A la veille correspond ainsi une approche utilitaire de la donnée : elle permet une action dans un cadre prédictif (combinatoire des possibles, avec aussi croisement des données externes et internes) plutôt que simplement probable à partir de la surveillance effectuée :

  • Collecte externe : à partir des moteurs de recherche sur le deep web (avec crawl des noms de domaines et indexation des contenus ignorant les fichiers robots.txt[1]), pour pouvoir récupérer des données en masse (volume) et de différentes natures (variété), pour les compiler (données chiffrées) en temps réel (vitesse) en une cartographie cohérente et lisible. Exemple : rattachement d’un numéro de téléphone récupéré sur le web à partir d’un fichier Excel à un fichier média (photo ou image).
  • Collecte interne : à partir des données internes, qu’il s’agisse de BDD clients, historiques et SAV… des banques, sociétés d’assurance et des professionnels du tourisme.
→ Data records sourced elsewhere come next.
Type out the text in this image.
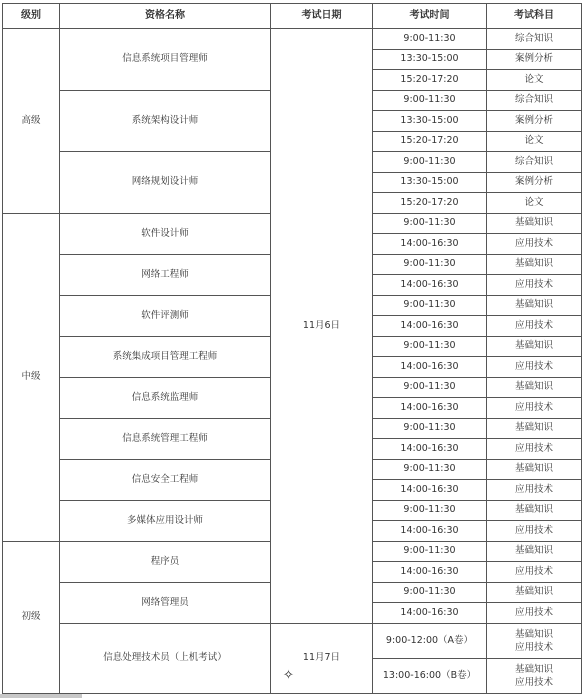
级别	资格名称	考试日期	考试时间	考试科目
高级	信息系统项目管理师	11月6日	9:00-11:30	综合知识
			13:30-15:00	案例分析
			15:20-17:20	论文
	系统架构设计师		9:00-11:30	综合知识
			13:30-15:00	案例分析
			15:20-17:20	论文
	网络规划设计师		9:00-11:30	综合知识
			13:30-15:00	案例分析
			15:20-17:20	论文
中级	软件设计师		9:00-11:30	基础知识
			14:00-16:30	应用技术
	网络工程师		9:00-11:30	基础知识
			14:00-16:30	应用技术
	软件评测师		9:00-11:30	基础知识
			14:00-16:30	应用技术
	系统集成项目管理工程师		9:00-11:30	基础知识
			14:00-16:30	应用技术
	信息系统监理师		9:00-11:30	基础知识
			14:00-16:30	应用技术
	信息系统管理工程师		9:00-11:30	基础知识
			14:00-16:30	应用技术
	信息安全工程师		9:00-11:30	基础知识
			14:00-16:30	应用技术
	多媒体应用设计师		9:00-11:30	基础知识
			14:00-16:30	应用技术
初级	程序员		9:00-11:30	基础知识
			14:00-16:30	应用技术
	网络管理员		9:00-11:30	基础知识
			14:00-16:30	应用技术
	信息处理技术员（上机考试）	11月7日	9:00-12:00（A卷）	基础知识
应用技术

			13:00-16:00（B卷）	基础知识
应用技术
✧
Dans le même temps, le veilleur tend à devenir un « community manager » qui permet de mieux se connaître au sein des équipes, aujourd’hui composées de digital natives, de créer des rapprochements (constitution de business communities via un match-making en ligne, le partage d’informations sur des événements), en même temps qu’il contribue à la prise décision stratégique et à l’influence.
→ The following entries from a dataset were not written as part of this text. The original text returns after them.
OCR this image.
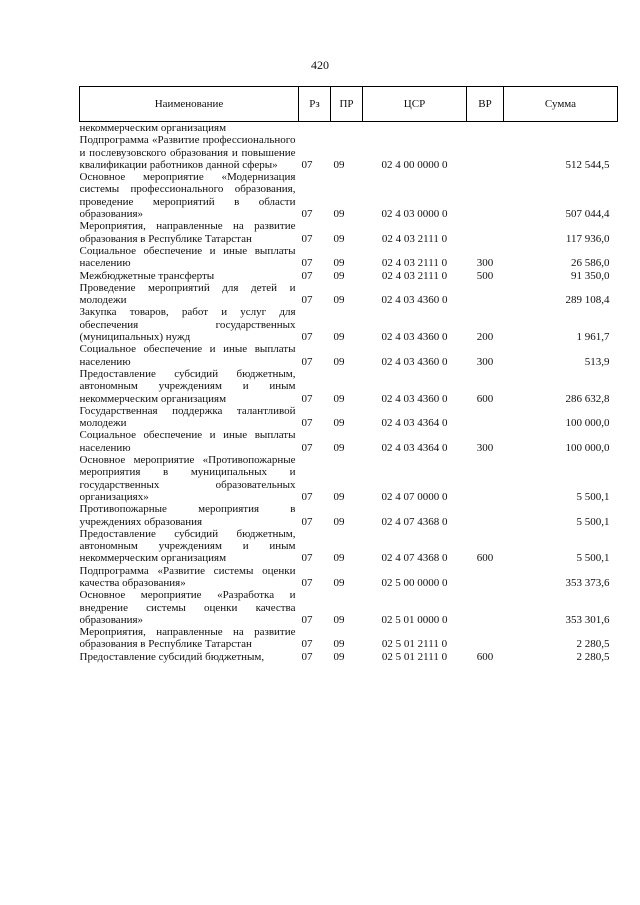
420
Наименование	Рз	ПР	ЦСР	ВР	Сумма
некоммерческим организациям					
Подпрограмма «Развитие профессионального и послевузовского образования и повышение квалификации работников данной сферы»	07	09	02 4 00 0000 0		512 544,5
Основное мероприятие «Модернизация системы профессионального образования, проведение мероприятий в области образования»	07	09	02 4 03 0000 0		507 044,4
Мероприятия, направленные на развитие образования в Республике Татарстан	07	09	02 4 03 2111 0		117 936,0
Социальное обеспечение и иные выплаты населению	07	09	02 4 03 2111 0	300	26 586,0
Межбюджетные трансферты	07	09	02 4 03 2111 0	500	91 350,0
Проведение мероприятий для детей и молодежи	07	09	02 4 03 4360 0		289 108,4
Закупка товаров, работ и услуг для обеспечения государственных (муниципальных) нужд	07	09	02 4 03 4360 0	200	1 961,7
Социальное обеспечение и иные выплаты населению	07	09	02 4 03 4360 0	300	513,9
Предоставление субсидий бюджетным, автономным учреждениям и иным некоммерческим организациям	07	09	02 4 03 4360 0	600	286 632,8
Государственная поддержка талантливой молодежи	07	09	02 4 03 4364 0		100 000,0
Социальное обеспечение и иные выплаты населению	07	09	02 4 03 4364 0	300	100 000,0
Основное мероприятие «Противопожарные мероприятия в муниципальных и государственных образовательных организациях»	07	09	02 4 07 0000 0		5 500,1
Противопожарные мероприятия в учреждениях образования	07	09	02 4 07 4368 0		5 500,1
Предоставление субсидий бюджетным, автономным учреждениям и иным некоммерческим организациям	07	09	02 4 07 4368 0	600	5 500,1
Подпрограмма «Развитие системы оценки качества образования»	07	09	02 5 00 0000 0		353 373,6
Основное мероприятие «Разработка и внедрение системы оценки качества образования»	07	09	02 5 01 0000 0		353 301,6
Мероприятия, направленные на развитие образования в Республике Татарстан	07	09	02 5 01 2111 0		2 280,5
Предоставление субсидий бюджетным,	07	09	02 5 01 2111 0	600	2 280,5
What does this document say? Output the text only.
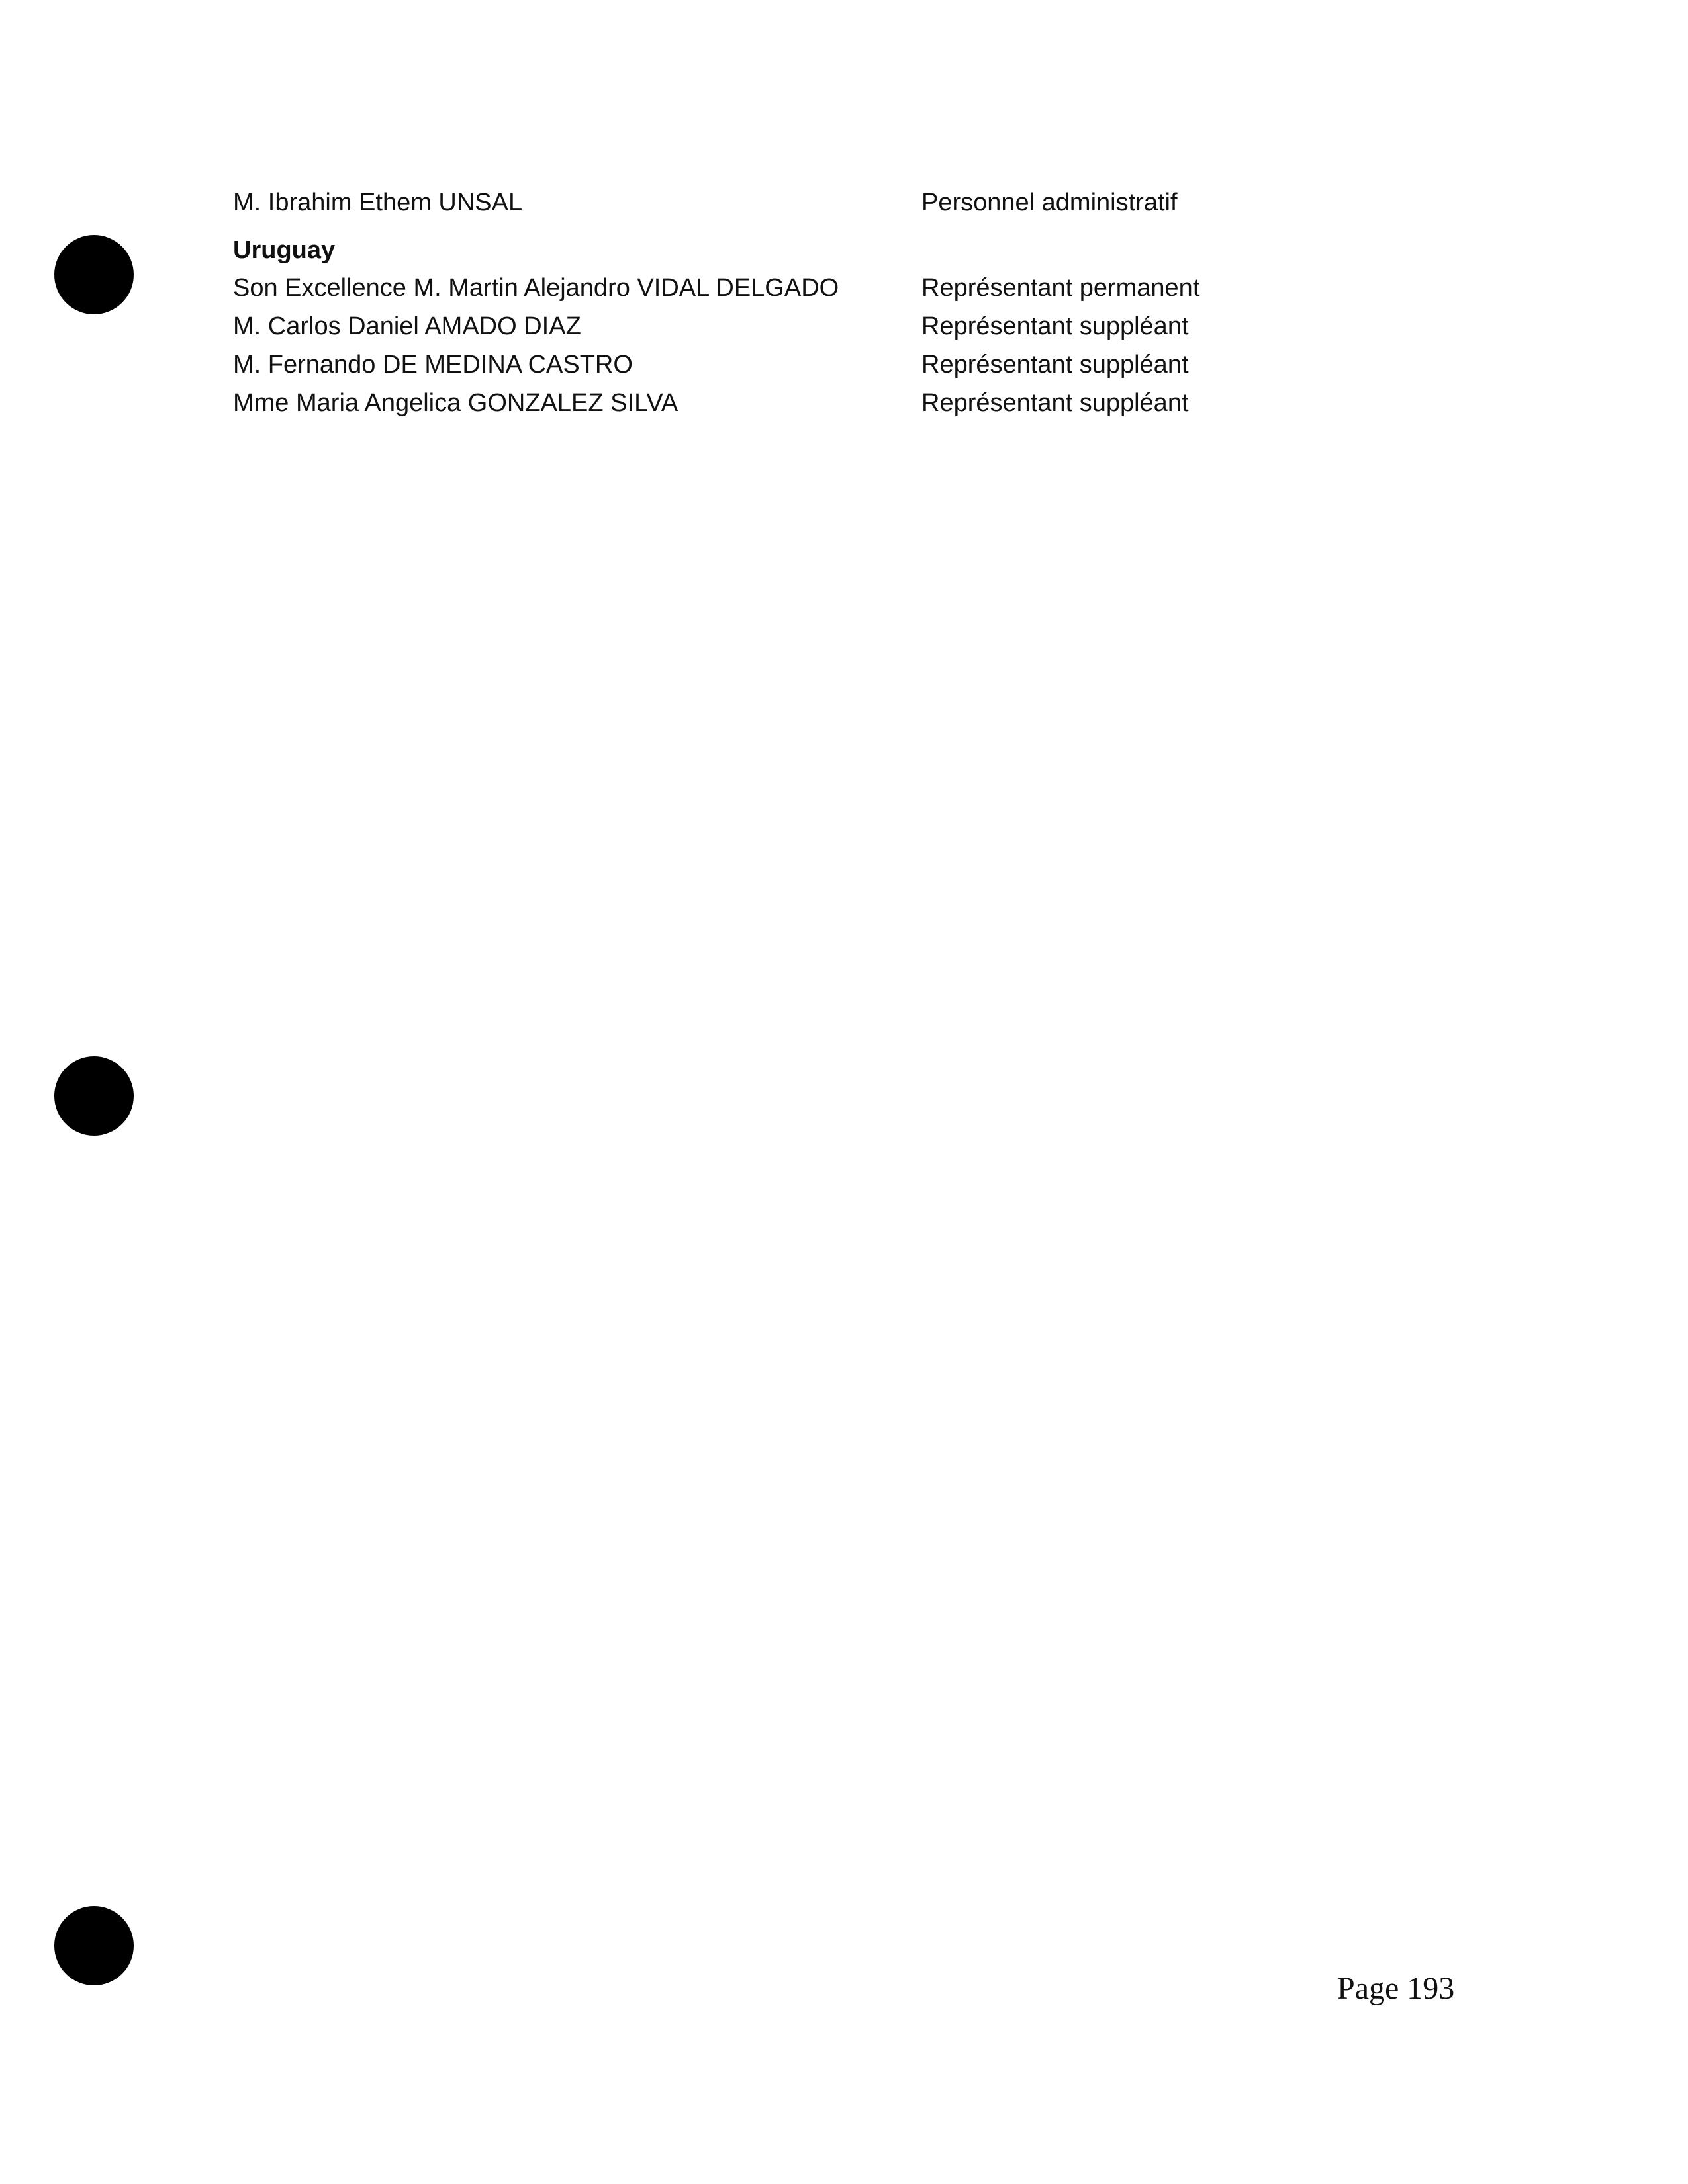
M. Ibrahim Ethem UNSAL	Personnel administratif
Uruguay
Son Excellence M. Martin Alejandro VIDAL DELGADO	Représentant permanent
M. Carlos Daniel AMADO DIAZ	Représentant suppléant
M. Fernando DE MEDINA CASTRO	Représentant suppléant
Mme Maria Angelica GONZALEZ SILVA	Représentant suppléant
Page 193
Aussi, au-delà de l’interrogation sur l’émergence possible d’une gouvernance algorithmique,  il faut bien voir que le veilleur doit être aussi ingénieur et disposer d’une formation pluridisciplinaire comportant les statistiques et l’informatique pour pouvoir analyser les méga-données exploitables et structurées (en particulier les données publiques libérées) dont le flux constant fait toute la valeur.
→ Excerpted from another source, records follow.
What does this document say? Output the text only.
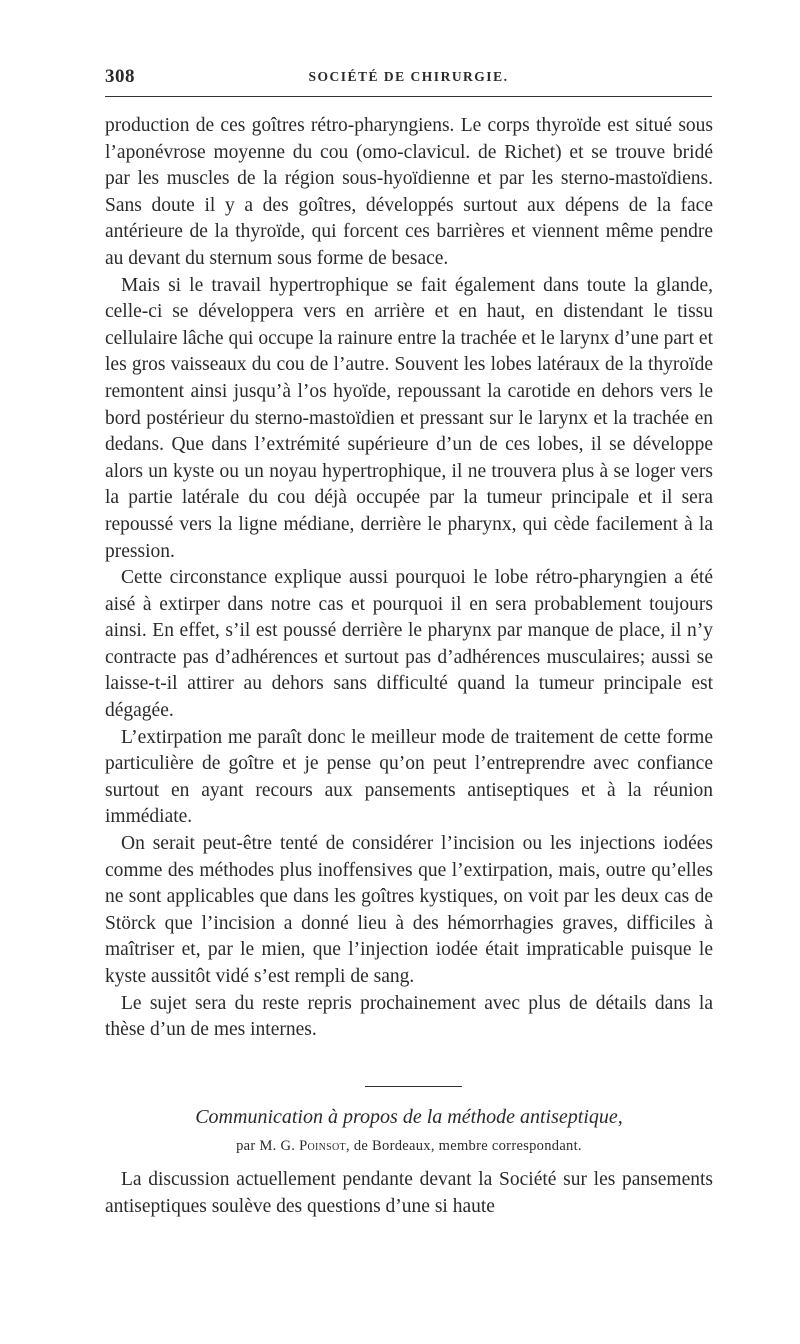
308	SOCIÉTÉ DE CHIRURGIE.

production de ces goîtres rétro-pharyngiens. Le corps thyroïde est situé sous l’aponévrose moyenne du cou (omo-clavicul. de Richet) et se trouve bridé par les muscles de la région sous-hyoïdienne et par les sterno-mastoïdiens. Sans doute il y a des goîtres, développés surtout aux dépens de la face antérieure de la thyroïde, qui forcent ces barrières et viennent même pendre au devant du sternum sous forme de besace.

Mais si le travail hypertrophique se fait également dans toute la glande, celle-ci se développera vers en arrière et en haut, en distendant le tissu cellulaire lâche qui occupe la rainure entre la trachée et le larynx d’une part et les gros vaisseaux du cou de l’autre. Souvent les lobes latéraux de la thyroïde remontent ainsi jusqu’à l’os hyoïde, repoussant la carotide en dehors vers le bord postérieur du sterno-mastoïdien et pressant sur le larynx et la trachée en dedans. Que dans l’extrémité supérieure d’un de ces lobes, il se développe alors un kyste ou un noyau hypertrophique, il ne trouvera plus à se loger vers la partie latérale du cou déjà occupée par la tumeur principale et il sera repoussé vers la ligne médiane, derrière le pharynx, qui cède facilement à la pression.

Cette circonstance explique aussi pourquoi le lobe rétro-pharyngien a été aisé à extirper dans notre cas et pourquoi il en sera probablement toujours ainsi. En effet, s’il est poussé derrière le pharynx par manque de place, il n’y contracte pas d’adhérences et surtout pas d’adhérences musculaires; aussi se laisse-t-il attirer au dehors sans difficulté quand la tumeur principale est dégagée.

L’extirpation me paraît donc le meilleur mode de traitement de cette forme particulière de goître et je pense qu’on peut l’entreprendre avec confiance surtout en ayant recours aux pansements antiseptiques et à la réunion immédiate.

On serait peut-être tenté de considérer l’incision ou les injections iodées comme des méthodes plus inoffensives que l’extirpation, mais, outre qu’elles ne sont applicables que dans les goîtres kystiques, on voit par les deux cas de Störck que l’incision a donné lieu à des hémorrhagies graves, difficiles à maîtriser et, par le mien, que l’injection iodée était impraticable puisque le kyste aussitôt vidé s’est rempli de sang.

Le sujet sera du reste repris prochainement avec plus de détails dans la thèse d’un de mes internes.

Communication à propos de la méthode antiseptique,
par M. G. Poinsot, de Bordeaux, membre correspondant.

La discussion actuellement pendante devant la Société sur les pansements antiseptiques soulève des questions d’une si haute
Aux côtés du Data scientist, on voit ainsi apparaitre des nouveaux spécialistes comme le Chief data officer (CDO), le growth hacker, le computer scientist…

En tout état de cause, malgré les outils de plus en plus puissants, l’intervention humaine du veilleur / analyste sera toujours nécessaire pour croiser les données obtenues à partir de l’information blanche (analyse sémantique des liens hypertextes indexés sur le Web) et repérer en temps réel les signaux faibles pour élaborer des analyses prédictives pouvant servir de bases à des simulations, évaluations et des décisions.

Mais il faut alors aussi bien faire attention aux signaux faussés par le bruit émis notamment par les « digital natives » qui tendent maintenant à investir la twittosphère alors qu’ils ne représentent encore qu’une part infime de la réalité vraie… On ne le répétera en fait jamais assez, une expertise humaine sera toujours indispensable pour évaluer la bonne qualité des données (en particulier, au regard de leur fraîcheur et de leur traçabilité), rédiger des requêtes adaptées et traiter de manière appropriée les résultats obtenus.

Enfin, comment ne pas évoquer aujourd’hui l’écueil pour ce veilleur isolé, de la captation / réintermédiation par le GAFATIM (Google, Apple[2], Facebook, Amazon + Twitter, IBM, Microsoft) des données massives et algorithmées que l’on veut traiter / analyser… ?

Aussi, et au-delà même du GAFATIM, que penser maintenant de la capitalisation de données sur le Cloud (avec le rôle des Data centers pour l’hébergement de données…) et de leur très grande instantanéité (avec les relations de serveur à serveur…) ainsi que leur multiplication exponentielle avec le développement de l’Internet des objets (avec le développement de SIGFOX, par exemple… pour de nouveaux besoins).

Denis DESCHAMPS

Diplômé de Sciences-Po Paris (1989), Denis Deschamps dirige depuis 2006 l’ARIST Paris Ile-de-France (Agence régionale d’information stratégique et technologique) et est par ailleurs responsable du département innovation et intelligence économique de la CCI Paris Ile-de-France. Entre 2000 et 2006, il a été Secrétaire général du CROCIS (Centre régional d’observation du commerce, de l’industrie et des services), puis responsable du pôle études régionales, information stratégique et technologique de la CCIP.


[1] Le caractère licite / légal de cette veille « pirate » est d’ailleurs mis en cause par des medias en ligne à l’encontre des logiciels de veille et des agrégateurs de contenus.

[2] Fin 2014, avec une capitalisation boursière de 700 Milliards de dollars, Apple conforte sa première place mondiale devant Exxon et Google.